If the patients’ ovarian reserve is low or she has failed stimulated IVF or she does not wish to use ovarian stimulation drugs or she is an older age patient, then I recommend NCIVF. The only requirements for NCIVF are that the patient has regular menses and a normal uterus. Our experience shows that patients with poor ovarian reserve have the same pregnancy rates as patients with normal or strong ovarian reserve (DiMattina et al, 2014, IVF Lite). We have a 41 year- old patient with an FSH of 42 who delivered a healthy baby after her first treatment using NCIVF.
Patients generally like NCIVF because it is so simple to perform and for many it offers hope when none was offered.
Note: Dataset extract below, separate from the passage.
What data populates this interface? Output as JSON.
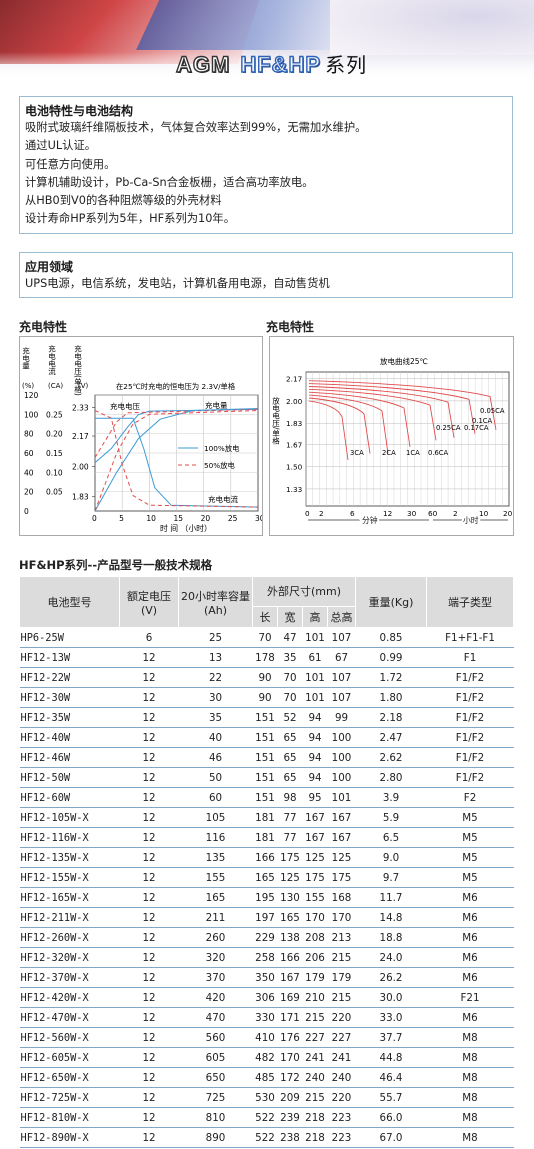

Dominion Fertility is the largest NCIVF center in the United States and NCIVF is performed extensively in many other countries. In fact, in 1978, the world’s first IVF baby resulted from NCIVF. The cost for this procedure is much less than stimulated IVF making it more accessible for many. Access to infertility care is a big problem in the United States. In September 2016, the NIH is hosting a conference to address this problem and NCIVF is a great option that helps address this issue. When patients have failed all options or their eggs are no longer capable of producing a successful pregnancy, then ova donor IVF or embryo donation may be the answer. These options are highly successful and provide much hope for many.
In summary, the practice of reproductive medicine has rapidly progressed over the past few years, providing more treatment options, so that we are now able to successfully assist most infertile couples achieve their dream.